Charles: I believe that as more and more companies consider themselves “technology companies,” the core legal services comprising the vertical (intellectual property, venture capital, mergers and acquisitions, licensing and data privacy, capital markets, and IP litigation) will all continue to grow and become integral to corporate strategy. I think our vertical is expanding.

How is it different working with entrepreneurs in contrast to large corporate clients?

Charles: Working with entrepreneurs is a much more personal experience. I often become friends with founders and very much share in their excitement (and sometimes disappointment). This is very rewarding but can be challenging at times.

Paul: When working with entrepreneurs and younger startup companies, I often have a more direct line to the business executives who plan and execute the strategies for company growth than when I work with larger corporate clients. When working with more mature companies, the legal issues often get more complex, but my advice to management often gets filtered through in-house counsel.

Charles Torres, Partner, and Paul Navarro, Associate—Business

Recognized as a top attorney by The New York Enterprise Report, Charles Torres leads Perkins Coie’s east coast Emerging Companies & Venture Capital practice.
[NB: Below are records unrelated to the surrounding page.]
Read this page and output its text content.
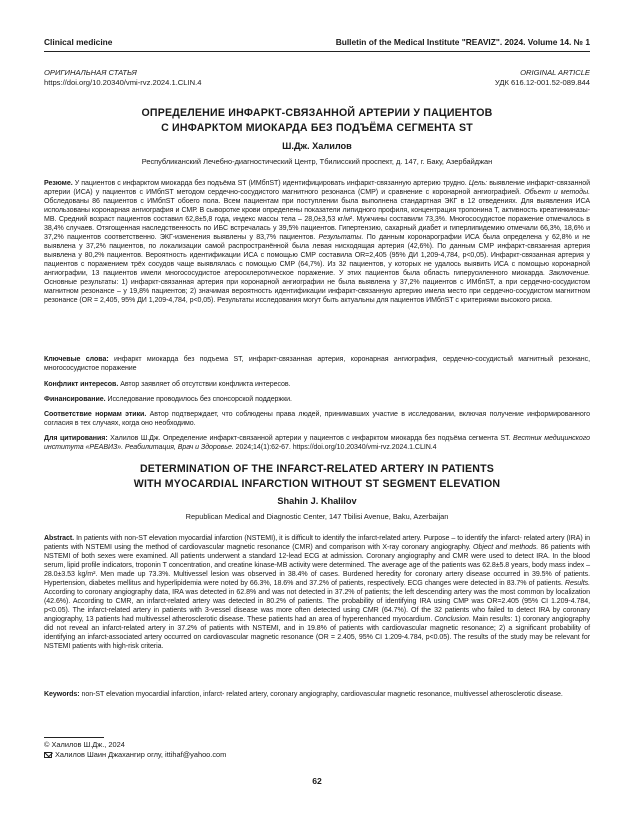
Clinical medicine	Bulletin of the Medical Institute "REAVIZ". 2024. Volume 14. № 1
ОРИГИНАЛЬНАЯ СТАТЬЯ
https://doi.org/10.20340/vmi-rvz.2024.1.CLIN.4
ORIGINAL ARTICLE
УДК 616.12-001.52-089.844
ОПРЕДЕЛЕНИЕ ИНФАРКТ-СВЯЗАННОЙ АРТЕРИИ У ПАЦИЕНТОВ
С ИНФАРКТОМ МИОКАРДА БЕЗ ПОДЪЁМА СЕГМЕНТА ST
Ш.Дж. Халилов
Республиканский Лечебно-диагностический Центр, Тбилисский проспект, д. 147, г. Баку, Азербайджан
Резюме. У пациентов с инфарктом миокарда без подъёма ST (ИМбпST) идентифицировать инфаркт-связанную артерию трудно. Цель: выявление инфаркт-связанной артерии (ИСА) у пациентов с ИМбпST методом сердечно-сосудистого магнитного резонанса (СМР) и сравнение с коронарной ангиографией. Объект и методы. Обследованы 86 пациентов с ИМбпST обоего пола. Всем пациентам при поступлении была выполнена стандартная ЭКГ в 12 отведениях. Для выявления ИСА использованы коронарная ангиография и СМР. В сыворотке крови определены показатели липидного профиля, концентрация тропонина Т, активность креатинкиназы-МВ. Средний возраст пациентов составил 62,8±5,8 года, индекс массы тела – 28,0±3,53 кг/м². Мужчины составили 73,3%. Многососудистое поражение отмечалось в 38,4% случаев. Отягощенная наследственность по ИБС встречалась у 39,5% пациентов. Гипертензию, сахарный диабет и гиперлипидемию отмечали 66,3%, 18,6% и 37,2% пациентов соответственно. ЭКГ-изменения выявлены у 83,7% пациентов. Результаты. По данным коронарографии ИСА была определена у 62,8% и не выявлена у 37,2% пациентов, по локализации самой распространённой была левая нисходящая артерия (42,6%). По данным СМР инфаркт-связанная артерия выявлена у 80,2% пациентов. Вероятность идентификации ИСА с помощью СМР составила OR=2,405 (95% ДИ 1,209-4,784, p<0,05). Инфаркт-связанная артерия у пациентов с поражением трёх сосудов чаще выявлялась с помощью СМР (64,7%). Из 32 пациентов, у которых не удалось выявить ИСА с помощью коронарной ангиографии, 13 пациентов имели многососудистое атеросклеротическое поражение. У этих пациентов была область гиперусиленного миокарда. Заключение. Основные результаты: 1) инфаркт-связанная артерия при коронарной ангиографии не была выявлена у 37,2% пациентов с ИМбпST, а при сердечно-сосудистом магнитном резонансе – у 19,8% пациентов; 2) значимая вероятность идентификации инфаркт-связанную артерию имела место при сердечно-сосудистом магнитном резонансе (OR = 2,405, 95% ДИ 1,209-4,784, p<0,05). Результаты исследования могут быть актуальны для пациентов ИМбпST с критериями высокого риска.
Ключевые слова: инфаркт миокарда без подъема ST, инфаркт-связанная артерия, коронарная ангиография, сердечно-сосудистый магнитный резонанс, многососудистое поражение
Конфликт интересов. Автор заявляет об отсутствии конфликта интересов.
Финансирование. Исследование проводилось без спонсорской поддержки.
Соответствие нормам этики. Автор подтверждает, что соблюдены права людей, принимавших участие в исследовании, включая получение информированного согласия в тех случаях, когда оно необходимо.
Для цитирования: Халилов Ш.Дж. Определение инфаркт-связанной артерии у пациентов с инфарктом миокарда без подъёма сегмента ST. Вестник медицинского института «РЕАВИЗ». Реабилитация, Врач и Здоровье. 2024;14(1):62-67. https://doi.org/10.20340/vmi-rvz.2024.1.CLIN.4
DETERMINATION OF THE INFARCT-RELATED ARTERY IN PATIENTS
WITH MYOCARDIAL INFARCTION WITHOUT ST SEGMENT ELEVATION
Shahin J. Khalilov
Republican Medical and Diagnostic Center, 147 Tbilisi Avenue, Baku, Azerbaijan
Abstract. In patients with non-ST elevation myocardial infarction (NSTEMI), it is difficult to identify the infarct-related artery. Purpose – to identify the infarct- related artery (IRA) in patients with NSTEMI using the method of cardiovascular magnetic resonance (CMR) and comparison with X-ray coronary angiography. Object and methods. 86 patients with NSTEMI of both sexes were examined. All patients underwent a standard 12-lead ECG at admission. Coronary angiography and CMR were used to detect IRA. In the blood serum, lipid profile indicators, troponin T concentration, and creatine kinase-MB activity were determined. The average age of the patients was 62.8±5.8 years, body mass index – 28.0±3.53 kg/m². Men made up 73.3%. Multivessel lesion was observed in 38.4% of cases. Burdened heredity for coronary artery disease occurred in 39.5% of patients. Hypertension, diabetes mellitus and hyperlipidemia were noted by 66.3%, 18.6% and 37.2% of patients, respectively. ECG changes were detected in 83.7% of patients. Results. According to coronary angiography data, IRA was detected in 62.8% and was not detected in 37.2% of patients; the left descending artery was the most common by localization (42.6%). According to CMR, an infarct-related artery was detected in 80.2% of patients. The probability of identifying IRA using CMP was OR=2.405 (95% CI 1.209-4.784, p<0.05). The infarct-related artery in patients with 3-vessel disease was more often detected using CMR (64.7%). Of the 32 patients who failed to detect IRA by coronary angiography, 13 patients had multivessel atherosclerotic disease. These patients had an area of hyperenhanced myocardium. Conclusion. Main results: 1) coronary angiography did not reveal an infarct-related artery in 37.2% of patients with NSTEMI, and in 19.8% of patients with cardiovascular magnetic resonance; 2) a significant probability of identifying an infarct-associated artery occurred on cardiovascular magnetic resonance (OR = 2.405, 95% CI 1.209-4.784, p<0.05). The results of the study may be relevant for NSTEMI patients with high-risk criteria.
Keywords: non-ST elevation myocardial infarction, infarct- related artery, coronary angiography, cardiovascular magnetic resonance, multivessel atherosclerotic disease.
© Халилов Ш.Дж., 2024
Халилов Шаин Джахангир оглу, ittihaf@yahoo.com
62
He counsels emerging companies throughout all phases of growth, as well as the venture capital and angel investors that fund and acquire them. Charles helps startups achieve their goals by providing practical, stage-appropriate, business-oriented advice focused on a variety of general corporate and governance issues, including formation, board issues, equity and debt financings, and M&A exit events, to name a few areas. He was a founding partner of Women Innovate Mobile—a first-in-kind accelerator for female-founded companies—and serves on the steering committee of the firm’s LeadBetter program.

Paul Navarro provides practical business counseling to help emerging companies succeed in such areas as entity selection and formation, corporate governance, and company development. Paul advises and assists on early and late-stage venture/equity financings, mergers and acquisitions, and a variety of IP and other contract negotiations. His industry experience includes working with clients in the software and technology sectors, as well as the medical and entertainment industries. Paul also helps several venture funds in financings and new fund formations. For both startup and industry-leading companies, Paul has been the lead associate negotiating and drafting complex operating agreements, IP licenses, services/product purchase agreements, and joint venture agreements.